ODDLPRICE関数 は、最後の利払期間が通常と異なる債券の価格を求める関数です。
通常の債券は一定間隔で利息が支払われますが、満期直前の期間だけ長さが異なる場合があります。
このような不規則な最終期間を考慮して、正確な債券価格を計算できるのがODDLPRICE関数です。
ODDLPRICE関数とは?
ODDLPRICE関数は、最終利払期間が不規則な債券の価格を求める関数です。
通常のPRICE関数では対応できない、満期直前の利息期間のズレを考慮した価格を算出できます。
書式
ODDLPRICE関数の書式は次のとおりです。
=ODDLPRICE(受渡日, 満期日, 最終利払日, 利率, 利回り, 償還価額, 頻度, [基準])
引数の説明
- 受渡日:債券を購入する日を指定します。
- 満期日:債券の満期日を指定します。
- 最終利払日:受渡日より前の最後の利払日を指定します。
- 利率:クーポン利率(年利)を指定します。
- 利回り:市場利回りを指定します。
- 償還価額:満期時に支払われる金額(通常は100)を指定します。
- 頻度(支払回数):利息の支払回数(1・2・4)を指定します。
- 基準(省略可):数計算方式を指定します。
ODDLPRICE関数の使い方
たとえば、次の条件の債券の価格を求めます。
受渡日:2024/4/1
満期日:2024/6/15
最終利払日:2024/1/1
利率:3.75%
利回り:4%
償還価額:100
頻度(支払回数):年2回

=ODDLPRICE("2024/4/1","2024/6/15","2024/1/1",0.0375,0.04,100,2)

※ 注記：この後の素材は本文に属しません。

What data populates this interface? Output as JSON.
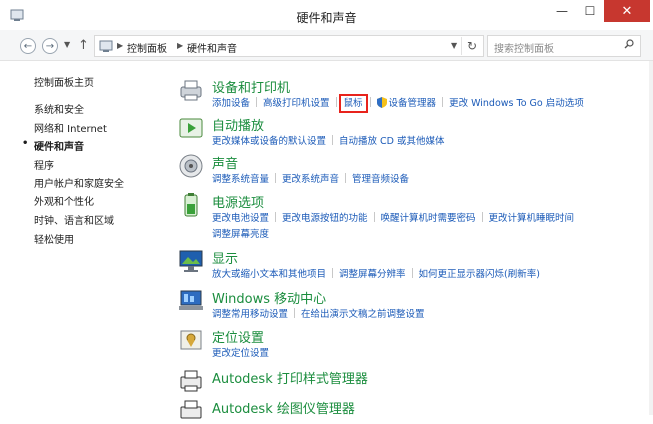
{
  "window": {
    "title": "硬件和声音",
    "close": "✕",
    "max": "☐",
    "min": "—"
  },
  "address": {
    "crumbs": [
      "控制面板",
      "硬件和声音"
    ],
    "search_placeholder": "搜索控制面板"
  },
  "sidebar": {
    "items": [
      "控制面板主页",
      "系统和安全",
      "网络和 Internet",
      "硬件和声音",
      "程序",
      "用户帐户和家庭安全",
      "外观和个性化",
      "时钟、语言和区域",
      "轻松使用"
    ],
    "active_index": 3
  },
  "categories": [
    {
      "title": "设备和打印机",
      "links": [
        "添加设备",
        "高级打印机设置",
        "鼠标",
        "设备管理器",
        "更改 Windows To Go 启动选项"
      ]
    },
    {
      "title": "自动播放",
      "links": [
        "更改媒体或设备的默认设置",
        "自动播放 CD 或其他媒体"
      ]
    },
    {
      "title": "声音",
      "links": [
        "调整系统音量",
        "更改系统声音",
        "管理音频设备"
      ]
    },
    {
      "title": "电源选项",
      "links": [
        "更改电池设置",
        "更改电源按钮的功能",
        "唤醒计算机时需要密码",
        "更改计算机睡眠时间",
        "调整屏幕亮度"
      ]
    },
    {
      "title": "显示",
      "links": [
        "放大或缩小文本和其他项目",
        "调整屏幕分辨率",
        "如何更正显示器闪烁(刷新率)"
      ]
    },
    {
      "title": "Windows 移动中心",
      "links": [
        "调整常用移动设置",
        "在给出演示文稿之前调整设置"
      ]
    },
    {
      "title": "定位设置",
      "links": [
        "更改定位设置"
      ]
    },
    {
      "title": "Autodesk 打印样式管理器",
      "links": []
    },
    {
      "title": "Autodesk 绘图仪管理器",
      "links": []
    }
  ],
  "colors": {
    "link": "#1c5bb8",
    "category_title": "#1b8d3e",
    "highlight_box": "#e8231c",
    "close_button": "#c7372f"
  }
}
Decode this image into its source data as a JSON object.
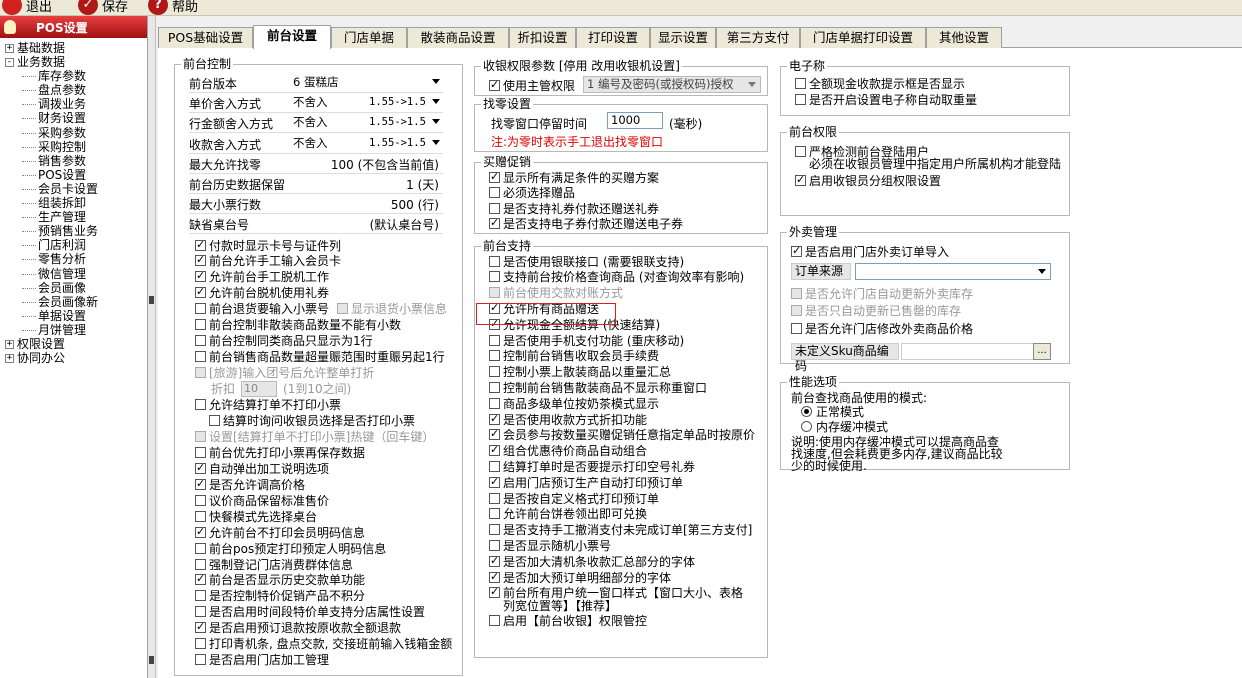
{
  "toolbar": {
    "exit": "退出",
    "save": "保存",
    "help": "帮助"
  },
  "sidebar": {
    "title": "POS设置",
    "items": [
      {
        "label": "基础数据",
        "level": 0,
        "exp": "+"
      },
      {
        "label": "业务数据",
        "level": 0,
        "exp": "-"
      },
      {
        "label": "库存参数",
        "level": 1
      },
      {
        "label": "盘点参数",
        "level": 1
      },
      {
        "label": "调拨业务",
        "level": 1
      },
      {
        "label": "财务设置",
        "level": 1
      },
      {
        "label": "采购参数",
        "level": 1
      },
      {
        "label": "采购控制",
        "level": 1
      },
      {
        "label": "销售参数",
        "level": 1
      },
      {
        "label": "POS设置",
        "level": 1
      },
      {
        "label": "会员卡设置",
        "level": 1
      },
      {
        "label": "组装拆卸",
        "level": 1
      },
      {
        "label": "生产管理",
        "level": 1
      },
      {
        "label": "预销售业务",
        "level": 1
      },
      {
        "label": "门店利润",
        "level": 1
      },
      {
        "label": "零售分析",
        "level": 1
      },
      {
        "label": "微信管理",
        "level": 1
      },
      {
        "label": "会员画像",
        "level": 1
      },
      {
        "label": "会员画像新",
        "level": 1
      },
      {
        "label": "单据设置",
        "level": 1
      },
      {
        "label": "月饼管理",
        "level": 1
      },
      {
        "label": "权限设置",
        "level": 0,
        "exp": "+"
      },
      {
        "label": "协同办公",
        "level": 0,
        "exp": "+"
      }
    ]
  },
  "tabs": [
    "POS基础设置",
    "前台设置",
    "门店单据",
    "散装商品设置",
    "折扣设置",
    "打印设置",
    "显示设置",
    "第三方支付",
    "门店单据打印设置",
    "其他设置"
  ],
  "active_tab": "前台设置",
  "frontControl": {
    "title": "前台控制",
    "fields": [
      {
        "label": "前台版本",
        "value": "6 蛋糕店",
        "combo": true
      },
      {
        "label": "单价舍入方式",
        "value": "不舍入",
        "value2": "1.55->1.5",
        "combo": true
      },
      {
        "label": "行金额舍入方式",
        "value": "不舍入",
        "value2": "1.55->1.5",
        "combo": true
      },
      {
        "label": "收款舍入方式",
        "value": "不舍入",
        "value2": "1.55->1.5",
        "combo": true
      },
      {
        "label": "最大允许找零",
        "value": "100 (不包含当前值)"
      },
      {
        "label": "前台历史数据保留",
        "value": "1 (天)"
      },
      {
        "label": "最大小票行数",
        "value": "500 (行)"
      },
      {
        "label": "缺省桌台号",
        "value": "(默认桌台号)"
      }
    ],
    "checks": [
      {
        "label": "付款时显示卡号与证件列",
        "on": true
      },
      {
        "label": "前台允许手工输入会员卡",
        "on": true
      },
      {
        "label": "允许前台手工脱机工作",
        "on": true
      },
      {
        "label": "允许前台脱机使用礼券",
        "on": true
      },
      {
        "label": "前台退货要输入小票号",
        "on": false,
        "side": "显示退货小票信息"
      },
      {
        "label": "前台控制非散装商品数量不能有小数",
        "on": false
      },
      {
        "label": "前台控制同类商品只显示为1行",
        "on": false
      },
      {
        "label": "前台销售商品数量超量赈范围时重赈另起1行",
        "on": false
      },
      {
        "label": "[旅游]输入团号后允许整单打折",
        "on": false,
        "dis": true
      },
      {
        "label": "折扣",
        "discount": "10",
        "note": "(1到10之间)",
        "dis": true
      },
      {
        "label": "允许结算打单不打印小票",
        "on": false
      },
      {
        "label": "结算时询问收银员选择是否打印小票",
        "on": false,
        "indent": true
      },
      {
        "label": "设置[结算打单不打印小票]热键（回车键）",
        "on": false,
        "dis": true
      },
      {
        "label": "前台优先打印小票再保存数据",
        "on": false
      },
      {
        "label": "自动弹出加工说明选项",
        "on": true
      },
      {
        "label": "是否允许调高价格",
        "on": true
      },
      {
        "label": "议价商品保留标准售价",
        "on": false
      },
      {
        "label": "快餐模式先选择桌台",
        "on": false
      },
      {
        "label": "允许前台不打印会员明码信息",
        "on": true
      },
      {
        "label": "前台pos预定打印预定人明码信息",
        "on": false
      },
      {
        "label": "强制登记门店消费群体信息",
        "on": false
      },
      {
        "label": "前台是否显示历史交款单功能",
        "on": true
      },
      {
        "label": "是否控制特价促销产品不积分",
        "on": false
      },
      {
        "label": "是否启用时间段特价单支持分店属性设置",
        "on": false
      },
      {
        "label": "是否启用预订退款按原收款全额退款",
        "on": true
      },
      {
        "label": "打印青机条, 盘点交款, 交接班前输入钱箱金额",
        "on": false
      },
      {
        "label": "是否启用门店加工管理",
        "on": false
      }
    ]
  },
  "permParams": {
    "title": "收银权限参数 [停用  改用收银机设置]",
    "check": "使用主管权限",
    "on": true,
    "select": "1 编号及密码(或授权码)授权"
  },
  "change": {
    "title": "找零设置",
    "label": "找零窗口停留时间",
    "value": "1000",
    "unit": "(毫秒)",
    "note": "注:为零时表示手工退出找零窗口"
  },
  "gift": {
    "title": "买赠促销",
    "checks": [
      {
        "label": "显示所有满足条件的买赠方案",
        "on": true
      },
      {
        "label": "必须选择赠品",
        "on": false
      },
      {
        "label": "是否支持礼券付款还赠送礼券",
        "on": false
      },
      {
        "label": "是否支持电子券付款还赠送电子券",
        "on": true
      }
    ]
  },
  "support": {
    "title": "前台支持",
    "checks": [
      {
        "label": "是否使用银联接口 (需要银联支持)",
        "on": false
      },
      {
        "label": "支持前台按价格查询商品 (对查询效率有影响)",
        "on": false
      },
      {
        "label": "前台使用交款对账方式",
        "on": false,
        "dis": true
      },
      {
        "label": "允许所有商品赠送",
        "on": true,
        "hl": true
      },
      {
        "label": "允许现金全额结算 (快速结算)",
        "on": true
      },
      {
        "label": "是否使用手机支付功能 (重庆移动)",
        "on": false
      },
      {
        "label": "控制前台销售收取会员手续费",
        "on": false
      },
      {
        "label": "控制小票上散装商品以重量汇总",
        "on": false
      },
      {
        "label": "控制前台销售散装商品不显示称重窗口",
        "on": false
      },
      {
        "label": "商品多级单位按奶茶模式显示",
        "on": false
      },
      {
        "label": "是否使用收款方式折扣功能",
        "on": true
      },
      {
        "label": "会员参与按数量买赠促销任意指定单品时按原价",
        "on": true
      },
      {
        "label": "组合优惠待价商品自动组合",
        "on": true
      },
      {
        "label": "结算打单时是否要提示打印空号礼券",
        "on": false
      },
      {
        "label": "启用门店预订生产自动打印预订单",
        "on": true
      },
      {
        "label": "是否按自定义格式打印预订单",
        "on": false
      },
      {
        "label": "允许前台饼卷领出即可兑换",
        "on": false
      },
      {
        "label": "是否支持手工撤消支付未完成订单[第三方支付]",
        "on": false
      },
      {
        "label": "是否显示随机小票号",
        "on": false
      },
      {
        "label": "是否加大清机条收款汇总部分的字体",
        "on": true
      },
      {
        "label": "是否加大预订单明细部分的字体",
        "on": true
      },
      {
        "label": "前台所有用户统一窗口样式【窗口大小、表格",
        "line2": "列宽位置等】【推荐】",
        "on": true
      },
      {
        "label": "启用【前台收银】权限管控",
        "on": false
      }
    ]
  },
  "scale": {
    "title": "电子称",
    "checks": [
      {
        "label": "全额现金收款提示框是否显示",
        "on": false
      },
      {
        "label": "是否开启设置电子称自动取重量",
        "on": false
      }
    ]
  },
  "frontPerm": {
    "title": "前台权限",
    "checks": [
      {
        "label": "严格检测前台登陆用户",
        "line2": "必须在收银员管理中指定用户所属机构才能登陆",
        "on": false
      },
      {
        "label": "启用收银员分组权限设置",
        "on": true
      }
    ]
  },
  "takeout": {
    "title": "外卖管理",
    "check1": {
      "label": "是否启用门店外卖订单导入",
      "on": true
    },
    "sourceLabel": "订单来源",
    "sourceValue": "",
    "checks": [
      {
        "label": "是否允许门店自动更新外卖库存",
        "on": false,
        "dis": true
      },
      {
        "label": "是否只自动更新已售罄的库存",
        "on": false,
        "dis": true
      },
      {
        "label": "是否允许门店修改外卖商品价格",
        "on": false
      }
    ],
    "skuLabel": "未定义Sku商品编码",
    "skuValue": "",
    "skuBtn": "..."
  },
  "perf": {
    "title": "性能选项",
    "label": "前台查找商品使用的模式:",
    "radios": [
      {
        "label": "正常模式",
        "on": true
      },
      {
        "label": "内存缓冲模式",
        "on": false
      }
    ],
    "note": [
      "说明:使用内存缓冲模式可以提高商品查",
      "找速度,但会耗费更多内存,建议商品比较",
      "少的时候使用."
    ]
  }
}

この結果の 99.94 は、最終利払期間が不規則な条件を考慮した債券価格を表しています。
ここで重要なのが「最終利払日」の意味です。
ODDLPRICE関数で指定する最終利払日は、通常のクーポン支払いの最後の日(通常クーポンの最終日)を指します。
通常であれば次の利払日は「2024/7/1」になるはずですが、満期が「2024/6/15」となっているため、最後の期間だけ短くなっています。
つまり、
👉 2024/1/1 までは通常の利払周期
👉 その後(2024/1/1〜2024/6/15)が不規則な最終期間
という構造です。
さらに、この債券はクーポン利率(3.75%)より利回り(4%)の方が高いため、額面よりやや低い価格(ディスカウント)で評価されます。これらの条件が組み合わさることで、最終的に 99.94 という価格が算出されます。
活用例
ODDLPRICE関数は、満期直前の利払期間が特殊な債券の価格評価に利用されます。
金融分析や投資判断において、より正確な価格を把握するために役立ちます。
注意点
- 日付は満期日 > 受渡日 > 最終利払日の順で指定する
- 最終利払日は受渡日より前の日付にする
- 支払回数は「1・2・4」のいずれかを指定する
- 日付の関係が不正だと「#NUM!」エラーになる
関連関数
| 関数名 | 説明 |
|---|---|
| ODDLYIELD関数 | 最終利払期間が不規則な債券の利回りを求める |
| ODDFPRICE関数 | 初回利払期間が不規則な債券の価格を求める |
| PRICE関数 | 通常の債券の価格を求める |
| YIELD関数 | 債券の利回りを求める |
| DURATION関数 | 債券のデュレーションを求める |
まとめ
ODDLPRICE関数は、最終利払期間が不規則な債券の価格を求める関数です。
満期直前の期間のズレを考慮できるため、通常のPRICE関数では対応できないケースにも対応できます。
ODDLYIELD関数とあわせて理解することで、債券の分析精度を高めることができます。